Step Response of the Uncontrolled Plant:
The response is highly oscillatory, and the settling time takes roughly 100 seconds (which is way too long). No real elevator behaves in this manner. This suggests that the modeling is incorrect, an issue that should be addressed by the person who posted the unverified solution in the original thread or by posing a new question to modeling experts.
figure(1)
step(Plant), grid on, grid minor
Controller Design:
The damping ratio has been calculated correctly; however, the natural frequency of the desired closed-loop system has not been. It seems that you may have attempted to use an approximation formula but forgot to verify its correct application. The precise value (not an approximation) of ω is 1.18516590360739 rad/s. Additionally, a 1st-order PI controller is insufficient to provide adequate compensation for a generic 2nd-order plant. Therefore, a 2nd-order PID controller should be employed.
%% Kontroler (Polish)
overshoot = 10/100;
Zeta = (-log(overshoot))/sqrt(pi^2+(log(overshoot)^2))
Zeta = 0.5912
Wn = 3.9/(5*Zeta)
Wn = 1.3195
Wn = 5/(4*Zeta) % super precise value is 1.18516590360739 rad/s
Wn = 2.1145
Ki = (Wn^3*M)/K
Ki = 8.7250e-04
Kp = ((2.15*Wn^2*M)/K)-1
Kp = -0.9991
Kontroler = pid(Kp, Ki)
Kontroler = 1 Kp + Ki * --- s with Kp = -0.999, Ki = 0.000873 Continuous-time PI controller in parallel form.
Analysis of the Closed-Loop System:
After designing the controller, the closed-loop poles should be checked to ensure that all real parts are negative. Clearly, at least one pole has a positive real part, as indicated by the response, which explodes, as shown in the figure below.
%% Closed-loop system
ClosedLoop = minreal(feedback(Kontroler*Plant, 1))
ClosedLoop = -1.083e04 s + 9.454 ----------------------------------- s^3 + 0.09814 s^2 + 9.613 s + 9.454 Continuous-time transfer function.

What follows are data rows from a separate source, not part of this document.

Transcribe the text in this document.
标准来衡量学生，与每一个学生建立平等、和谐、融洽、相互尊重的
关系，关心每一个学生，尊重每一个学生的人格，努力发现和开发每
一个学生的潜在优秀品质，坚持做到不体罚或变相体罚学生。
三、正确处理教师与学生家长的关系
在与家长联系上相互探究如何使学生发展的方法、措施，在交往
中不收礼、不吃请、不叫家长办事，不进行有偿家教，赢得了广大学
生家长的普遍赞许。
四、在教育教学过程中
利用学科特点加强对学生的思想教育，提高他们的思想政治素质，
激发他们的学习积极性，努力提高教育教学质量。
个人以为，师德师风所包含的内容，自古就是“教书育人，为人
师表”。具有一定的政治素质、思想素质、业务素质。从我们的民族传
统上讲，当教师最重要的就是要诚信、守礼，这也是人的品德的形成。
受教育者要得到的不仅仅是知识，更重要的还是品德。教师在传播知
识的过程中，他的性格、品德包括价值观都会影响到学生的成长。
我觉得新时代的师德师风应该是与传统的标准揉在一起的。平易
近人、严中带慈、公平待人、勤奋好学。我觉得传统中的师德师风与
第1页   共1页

pole(ClosedLoop) % check for positive real part
ans =
0.4074 + 3.1923i 0.4074 - 3.1923i -0.9129 + 0.0000i
figure(2)
step(ClosedLoop), grid on, grid minor
Suggested Control Solution:
If you wish to continue pursuing a control solution for this questionable elevator model, consider using the following PID control configuration. No overshoot is always preferable for the passengers' experience.
%% PID controller
Ts = 5; % Desired Settling Time
[Gc, Gh] = chakpid(Plant, Ts) % Gc in forward path, Gh in feedback path
Gc = 1 Kp + Ki * --- + Kd * s s with Kp = 0.000113, Ki = 4.42e-05, Kd = 7.22e-05 Continuous-time PID controller in parallel form. Gh = 2.875 s^2 - 1.385e04 s + 0.6122 ------------------------------- s^2 + 1.565 s + 0.6122 Continuous-time transfer function.
%% Closed-loop System
Gcl = minreal(feedback(Gc*Plant, Gh))
Gcl = 0.7824 s^4 + 2.449 s^3 + 2.874 s^2 + 1.499 s + 0.2932 --------------------------------------------------------- s^5 + 3.912 s^4 + 6.122 s^3 + 4.79 s^2 + 1.874 s + 0.2932 Continuous-time transfer function.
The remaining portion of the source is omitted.